Sarah describes the council’s voices as if they are coming from a radio which would tune in and out.

My mother used to describe something like that: voices that that seemed to be coming from a radio; indistinct and sometimes with music. She would try turning off the radio only to find it was already off.

As an electronics teacher, people sometimes approach me with what I call the “radio phenomena.” They would wonder what the electronics were behind the indistinct voices they heard, seeming to come from a radio. While people can pick up strong radio signals as a result of metal oxides in tooth fillings, it’s rare and only works with strong AM signals. I was generally at a loss to explain the phenomena but it’s starting to make sense now.
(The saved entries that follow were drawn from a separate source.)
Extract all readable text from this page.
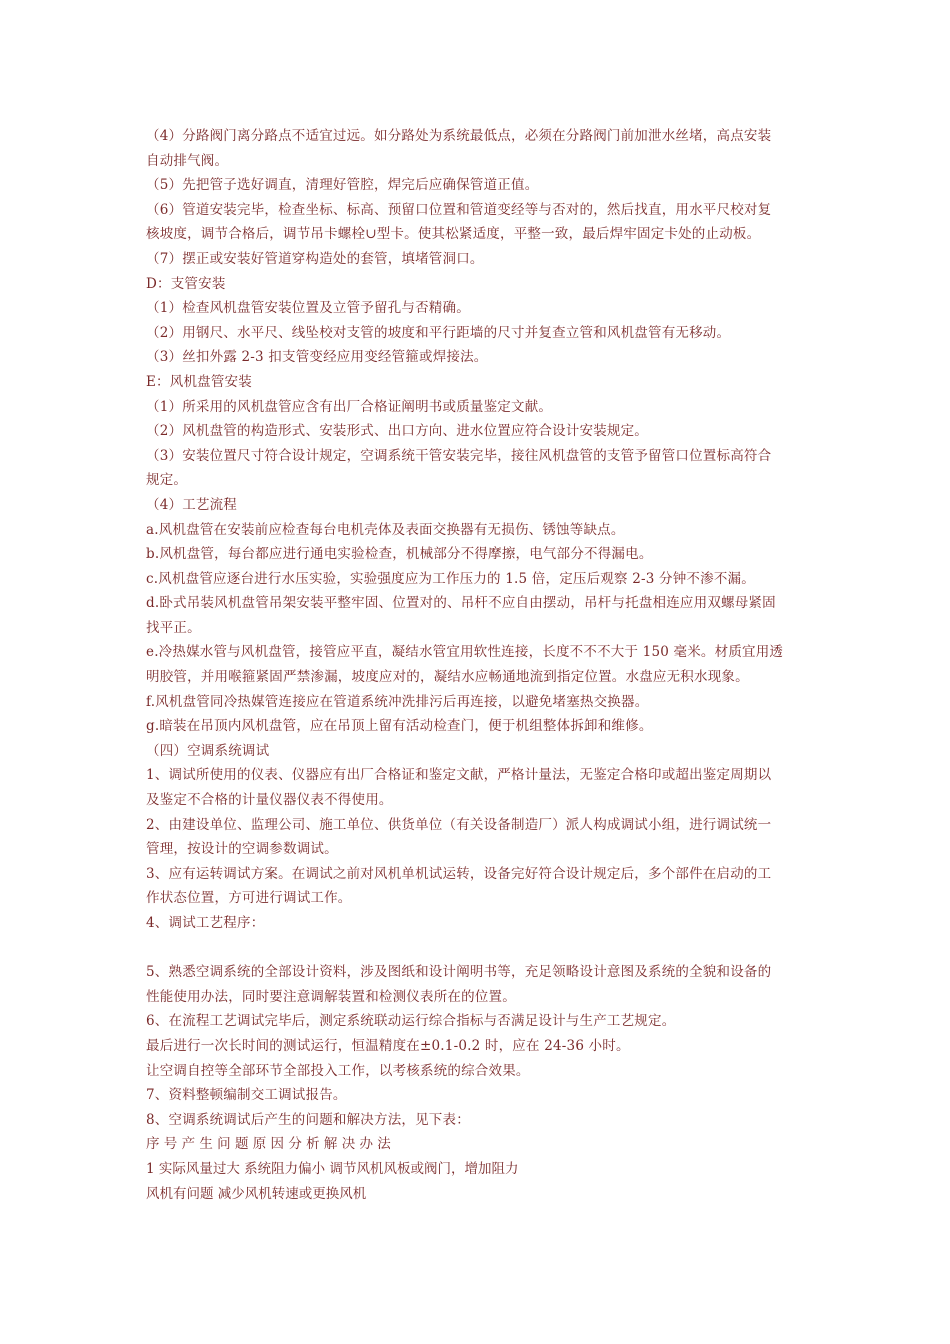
（4）分路阀门离分路点不适宜过远。如分路处为系统最低点，必须在分路阀门前加泄水丝堵，高点安装
自动排气阀。
（5）先把管子选好调直，清理好管腔，焊完后应确保管道正值。
（6）管道安装完毕，检查坐标、标高、预留口位置和管道变经等与否对的，然后找直，用水平尺校对复
核坡度，调节合格后，调节吊卡螺栓∪型卡。使其松紧适度，平整一致，最后焊牢固定卡处的止动板。
（7）摆正或安装好管道穿构造处的套管，填堵管洞口。
D：支管安装
（1）检查风机盘管安装位置及立管予留孔与否精确。
（2）用钢尺、水平尺、线坠校对支管的坡度和平行距墙的尺寸并复查立管和风机盘管有无移动。
（3）丝扣外露 2-3 扣支管变经应用变经管箍或焊接法。
E：风机盘管安装
（1）所采用的风机盘管应含有出厂合格证阐明书或质量鉴定文献。
（2）风机盘管的构造形式、安装形式、出口方向、进水位置应符合设计安装规定。
（3）安装位置尺寸符合设计规定，空调系统干管安装完毕，接往风机盘管的支管予留管口位置标高符合
规定。
（4）工艺流程
a.风机盘管在安装前应检查每台电机壳体及表面交换器有无损伤、锈蚀等缺点。
b.风机盘管，每台都应进行通电实验检查，机械部分不得摩擦，电气部分不得漏电。
c.风机盘管应逐台进行水压实验，实验强度应为工作压力的 1.5 倍，定压后观察 2-3 分钟不渗不漏。
d.卧式吊装风机盘管吊架安装平整牢固、位置对的、吊杆不应自由摆动，吊杆与托盘相连应用双螺母紧固
找平正。
e.冷热媒水管与风机盘管，接管应平直，凝结水管宜用软性连接，长度不不不大于 150 毫米。材质宜用透
明胶管，并用喉箍紧固严禁渗漏，坡度应对的，凝结水应畅通地流到指定位置。水盘应无积水现象。
f.风机盘管同冷热媒管连接应在管道系统冲洗排污后再连接，以避免堵塞热交换器。
g.暗装在吊顶内风机盘管，应在吊顶上留有活动检查门，便于机组整体拆卸和维修。
（四）空调系统调试
1、调试所使用的仪表、仪器应有出厂合格证和鉴定文献，严格计量法，无鉴定合格印或超出鉴定周期以
及鉴定不合格的计量仪器仪表不得使用。
2、由建设单位、监理公司、施工单位、供货单位（有关设备制造厂）派人构成调试小组，进行调试统一
管理，按设计的空调参数调试。
3、应有运转调试方案。在调试之前对风机单机试运转，设备完好符合设计规定后，多个部件在启动的工
作状态位置，方可进行调试工作。
4、调试工艺程序：
5、熟悉空调系统的全部设计资料，涉及图纸和设计阐明书等，充足领略设计意图及系统的全貌和设备的
性能使用办法，同时要注意调解装置和检测仪表所在的位置。
6、在流程工艺调试完毕后，测定系统联动运行综合指标与否满足设计与生产工艺规定。
最后进行一次长时间的测试运行，恒温精度在±0.1-0.2 时，应在 24-36 小时。
让空调自控等全部环节全部投入工作，以考核系统的综合效果。
7、资料整顿编制交工调试报告。
8、空调系统调试后产生的问题和解决方法，见下表：
序 号 产 生 问 题 原 因 分 析 解 决 办 法
1 实际风量过大 系统阻力偏小 调节风机风板或阀门，增加阻力
风机有问题 减少风机转速或更换风机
Sarah has learned to live with her voices but others struggle. Schizophrenics have traditionally been prescribed antipsychotic medications with limited results.

One grassroots movement called Hearing Voices is offering an alternative approach to medication. They encourage those who are tormented with voices to address them. It’s difficult because the voices are frightening.

Luhrmann met one man at a Hearing Voices workshop. “His voices would yell at him for hours, cursing him, screaming that they should drag him out to the forest and leave him to die in the leaves.” He was encouraged to placate them. One of his voices was obsessed with Buddhism, so he agreed to read Buddhist texts and offer prayers during an allotted hour. Within a year, he had almost completely transitioned off medication.

Rather than treating voices as a disease, a better plan might be to treat them as part of rainbow of voices -some relatively benign, some requiring therapy.

“The central insight of these methods is that the way people respond to their voices can change the course of their lives,” says Luhrmann.